Since Bahmet and her team receive the scripts very close to the shoot dates, they have to quickly dive into the research archives to check accuracy and then "fan out across the city" to start sourcing. The first stops are costume houses and, of course, eBay and Etsy, and then brick-and-mortar vintage shops in L.A., including Bus Stop, Jet Rag, The Way We Wore, The Paper Bag Princess, Golyester and the local Goodwill. (Plan your next vintage shopping trip in L.A. accordingly.) "We found beautiful '40s pieces for Mandy in the Goodwill," Bahmet says. "We have a mix of expensive pristine pieces, from the high-end vintage stores that are really curated and beautiful, and then mix with something great from a thrift store."

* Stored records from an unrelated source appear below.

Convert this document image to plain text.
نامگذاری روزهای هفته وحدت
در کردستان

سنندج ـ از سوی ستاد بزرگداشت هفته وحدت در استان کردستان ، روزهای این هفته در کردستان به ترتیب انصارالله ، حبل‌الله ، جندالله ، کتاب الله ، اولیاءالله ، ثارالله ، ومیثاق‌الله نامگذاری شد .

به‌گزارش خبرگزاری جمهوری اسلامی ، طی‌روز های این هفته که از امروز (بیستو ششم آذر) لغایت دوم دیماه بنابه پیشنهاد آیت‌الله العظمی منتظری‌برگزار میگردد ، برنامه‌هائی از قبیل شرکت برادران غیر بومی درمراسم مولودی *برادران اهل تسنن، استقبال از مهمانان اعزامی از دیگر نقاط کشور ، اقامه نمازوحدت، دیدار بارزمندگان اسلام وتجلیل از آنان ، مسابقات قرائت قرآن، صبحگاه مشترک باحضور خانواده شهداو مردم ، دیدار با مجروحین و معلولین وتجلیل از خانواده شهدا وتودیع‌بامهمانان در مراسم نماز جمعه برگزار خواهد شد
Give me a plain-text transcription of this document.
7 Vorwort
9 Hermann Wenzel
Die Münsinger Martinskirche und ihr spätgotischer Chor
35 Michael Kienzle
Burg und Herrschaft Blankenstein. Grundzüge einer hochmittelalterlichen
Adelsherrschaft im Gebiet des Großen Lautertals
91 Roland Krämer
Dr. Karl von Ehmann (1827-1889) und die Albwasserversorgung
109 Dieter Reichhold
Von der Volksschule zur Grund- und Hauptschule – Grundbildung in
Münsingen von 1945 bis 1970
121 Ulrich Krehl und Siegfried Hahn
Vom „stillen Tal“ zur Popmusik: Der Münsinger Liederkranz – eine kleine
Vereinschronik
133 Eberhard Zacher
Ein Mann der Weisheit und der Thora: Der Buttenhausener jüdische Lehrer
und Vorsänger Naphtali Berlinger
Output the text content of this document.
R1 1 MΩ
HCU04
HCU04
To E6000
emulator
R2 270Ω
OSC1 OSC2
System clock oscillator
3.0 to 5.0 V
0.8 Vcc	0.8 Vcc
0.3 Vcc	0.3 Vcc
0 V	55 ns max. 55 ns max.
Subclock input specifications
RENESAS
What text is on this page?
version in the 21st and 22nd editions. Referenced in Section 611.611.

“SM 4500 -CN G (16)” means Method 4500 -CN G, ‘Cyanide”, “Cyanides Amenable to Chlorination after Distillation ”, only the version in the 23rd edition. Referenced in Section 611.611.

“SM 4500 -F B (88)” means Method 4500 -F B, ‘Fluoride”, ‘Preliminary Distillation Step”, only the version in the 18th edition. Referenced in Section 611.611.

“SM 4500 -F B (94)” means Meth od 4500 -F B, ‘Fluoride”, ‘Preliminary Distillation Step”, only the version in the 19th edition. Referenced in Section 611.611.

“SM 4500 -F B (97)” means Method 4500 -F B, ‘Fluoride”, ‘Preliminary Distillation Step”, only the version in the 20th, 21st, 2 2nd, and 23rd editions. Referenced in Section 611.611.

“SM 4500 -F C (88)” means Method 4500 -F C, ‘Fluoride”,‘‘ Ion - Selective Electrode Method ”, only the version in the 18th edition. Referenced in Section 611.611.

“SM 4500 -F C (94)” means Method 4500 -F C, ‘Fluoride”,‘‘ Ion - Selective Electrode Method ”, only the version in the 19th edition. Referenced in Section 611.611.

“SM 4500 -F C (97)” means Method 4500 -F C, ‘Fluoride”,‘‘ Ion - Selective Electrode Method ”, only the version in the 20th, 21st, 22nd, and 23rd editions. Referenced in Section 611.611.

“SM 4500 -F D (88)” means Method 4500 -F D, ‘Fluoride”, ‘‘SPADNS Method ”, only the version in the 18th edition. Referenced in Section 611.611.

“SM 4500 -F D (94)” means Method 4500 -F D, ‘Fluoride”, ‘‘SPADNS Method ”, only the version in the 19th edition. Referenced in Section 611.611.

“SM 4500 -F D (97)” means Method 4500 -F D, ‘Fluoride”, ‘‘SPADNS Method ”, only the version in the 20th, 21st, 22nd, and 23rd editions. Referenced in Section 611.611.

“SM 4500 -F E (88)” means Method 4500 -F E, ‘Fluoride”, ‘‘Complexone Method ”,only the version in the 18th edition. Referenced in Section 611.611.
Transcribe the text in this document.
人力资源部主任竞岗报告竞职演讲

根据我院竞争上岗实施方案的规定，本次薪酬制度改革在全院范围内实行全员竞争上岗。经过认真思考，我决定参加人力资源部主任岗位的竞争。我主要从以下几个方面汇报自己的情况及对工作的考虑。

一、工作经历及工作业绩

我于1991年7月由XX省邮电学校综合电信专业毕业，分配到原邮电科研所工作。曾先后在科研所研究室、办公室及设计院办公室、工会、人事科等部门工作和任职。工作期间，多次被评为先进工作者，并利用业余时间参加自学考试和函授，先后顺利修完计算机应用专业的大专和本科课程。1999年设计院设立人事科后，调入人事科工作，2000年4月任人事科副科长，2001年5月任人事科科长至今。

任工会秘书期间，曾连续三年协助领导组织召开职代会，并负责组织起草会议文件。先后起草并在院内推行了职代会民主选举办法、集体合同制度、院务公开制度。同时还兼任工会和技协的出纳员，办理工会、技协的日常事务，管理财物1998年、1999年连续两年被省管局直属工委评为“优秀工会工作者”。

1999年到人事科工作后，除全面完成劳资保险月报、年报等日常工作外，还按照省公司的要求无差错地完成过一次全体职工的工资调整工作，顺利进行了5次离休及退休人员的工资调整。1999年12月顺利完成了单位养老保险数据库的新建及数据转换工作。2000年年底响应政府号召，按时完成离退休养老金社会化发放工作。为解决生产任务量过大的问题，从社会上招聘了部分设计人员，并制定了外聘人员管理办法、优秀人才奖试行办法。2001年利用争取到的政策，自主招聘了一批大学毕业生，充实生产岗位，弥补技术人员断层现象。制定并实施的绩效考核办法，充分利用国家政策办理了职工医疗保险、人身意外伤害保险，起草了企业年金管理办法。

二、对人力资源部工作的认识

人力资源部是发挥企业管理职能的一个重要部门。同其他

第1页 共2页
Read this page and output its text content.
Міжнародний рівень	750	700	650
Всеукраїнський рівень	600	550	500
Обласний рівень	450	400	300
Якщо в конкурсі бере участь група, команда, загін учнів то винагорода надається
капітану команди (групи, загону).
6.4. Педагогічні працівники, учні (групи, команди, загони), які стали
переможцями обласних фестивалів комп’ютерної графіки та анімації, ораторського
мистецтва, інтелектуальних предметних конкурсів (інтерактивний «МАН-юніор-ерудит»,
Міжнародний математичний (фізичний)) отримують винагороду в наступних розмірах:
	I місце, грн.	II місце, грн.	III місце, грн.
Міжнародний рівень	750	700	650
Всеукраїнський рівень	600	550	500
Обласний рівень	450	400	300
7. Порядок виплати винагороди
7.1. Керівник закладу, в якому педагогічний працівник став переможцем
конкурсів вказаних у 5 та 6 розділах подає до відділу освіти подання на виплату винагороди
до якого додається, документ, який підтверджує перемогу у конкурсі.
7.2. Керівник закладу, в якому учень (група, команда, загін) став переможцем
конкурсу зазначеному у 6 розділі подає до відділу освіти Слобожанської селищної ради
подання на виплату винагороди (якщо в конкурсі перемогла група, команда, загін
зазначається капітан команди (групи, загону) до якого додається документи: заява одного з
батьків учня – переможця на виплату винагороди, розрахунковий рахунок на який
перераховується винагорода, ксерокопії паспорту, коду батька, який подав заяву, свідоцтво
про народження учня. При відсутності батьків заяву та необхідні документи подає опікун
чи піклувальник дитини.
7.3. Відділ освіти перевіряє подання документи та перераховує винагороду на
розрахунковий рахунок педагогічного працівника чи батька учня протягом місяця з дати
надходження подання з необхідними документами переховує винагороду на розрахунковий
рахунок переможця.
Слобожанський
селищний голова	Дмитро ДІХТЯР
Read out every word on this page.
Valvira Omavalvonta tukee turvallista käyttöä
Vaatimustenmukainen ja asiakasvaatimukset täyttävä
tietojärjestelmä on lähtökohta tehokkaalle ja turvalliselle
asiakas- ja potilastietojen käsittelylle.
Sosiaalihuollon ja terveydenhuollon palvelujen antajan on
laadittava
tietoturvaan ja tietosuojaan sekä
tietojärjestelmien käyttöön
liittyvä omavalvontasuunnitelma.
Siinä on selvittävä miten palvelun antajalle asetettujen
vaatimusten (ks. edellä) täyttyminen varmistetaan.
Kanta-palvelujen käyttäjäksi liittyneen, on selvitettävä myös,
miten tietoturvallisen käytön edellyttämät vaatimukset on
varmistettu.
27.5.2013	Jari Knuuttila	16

Although, sometimes the team creates custom pieces, especially when the script calls for a specific style, like Jack's "magic" green T-shirt from Daytona Beach that little Kate ends up wearing at the pool (below). "That's a shirt we're going to see again in the future," says Bahmet. "So we basically created all of those and hired an aging artist to come in and really take down the versions that are older and leave the ones for future episodes that are more pristine." Guessing that a scene showing Jack and Rebecca's first meet-cute will happen at some point in the future...
The costume team also builds pieces for characters in the contemporary story line, including personal assistant Kate (Chrissy Metz), who's struggling with her weight and finding herself outside of her twin brother Kevin's shadow. "A lot of inspiration [comes] from Chrissy," Bahmet says of Kate's wardrobe. "Her personal style is funky and she wears red lipstick and big earrings. She's really playful and really fashionable and fun." But the costume designer admits that finding the pieces that she envisions for Kate is a challenge when shopping.
"I'm sort of dismayed at the offerings," she says. So instead of shopping off the rack, Bahmet and her team will often custom-create a piece or build off of an existing store-bought one, like the dress Kate wears to the Hollywood party with Toby. (You know, when Kevin goes off the rails and decides to quite "The Manny.") For Kate's refreshed LBD, Bahmet added loads of sassy fringe and created cutouts on the shoulders.
"My goal with Kate: I don't treat her character really any differently from any other character [on the show]," she explains. "We want her to be bold, but also thoughtful and working through her own issues and demons and things. [We don't want] to make her a wallflower [or] make her wear 'plus-size' women's garments straight off the rack."
With the Thanksgiving episode, "This is Us" gave viewers a snippet of Rebecca and Kate's fraught mother-daughter relationship, which Bahmet would like to explore further with the latter's costume evolution — and, more specifically, with hats. "That's an element that I'm going to bring in to tie Kate in with her mother's character," she says.
As "This Is Us" fans are aware, no decade is ever off limits on the show, which time jumps to various stages of the Pearson family's lives at random, and Bahmet provides some hints as to which eras we'll see next: "So far, we have done scenes from 1914 [Pearson ancestors?], 1952, 1960," she says. "'76, '77, '78, '79, '80, '82, '89, '90, '95, and the contemporary story line."
We all know how good Ventimiglia looks in a '60s bad-boy moto jacket. Just saying.
"This Is Us" midseason premiere airs Tuesday, Jan. 10 at 10 p.m.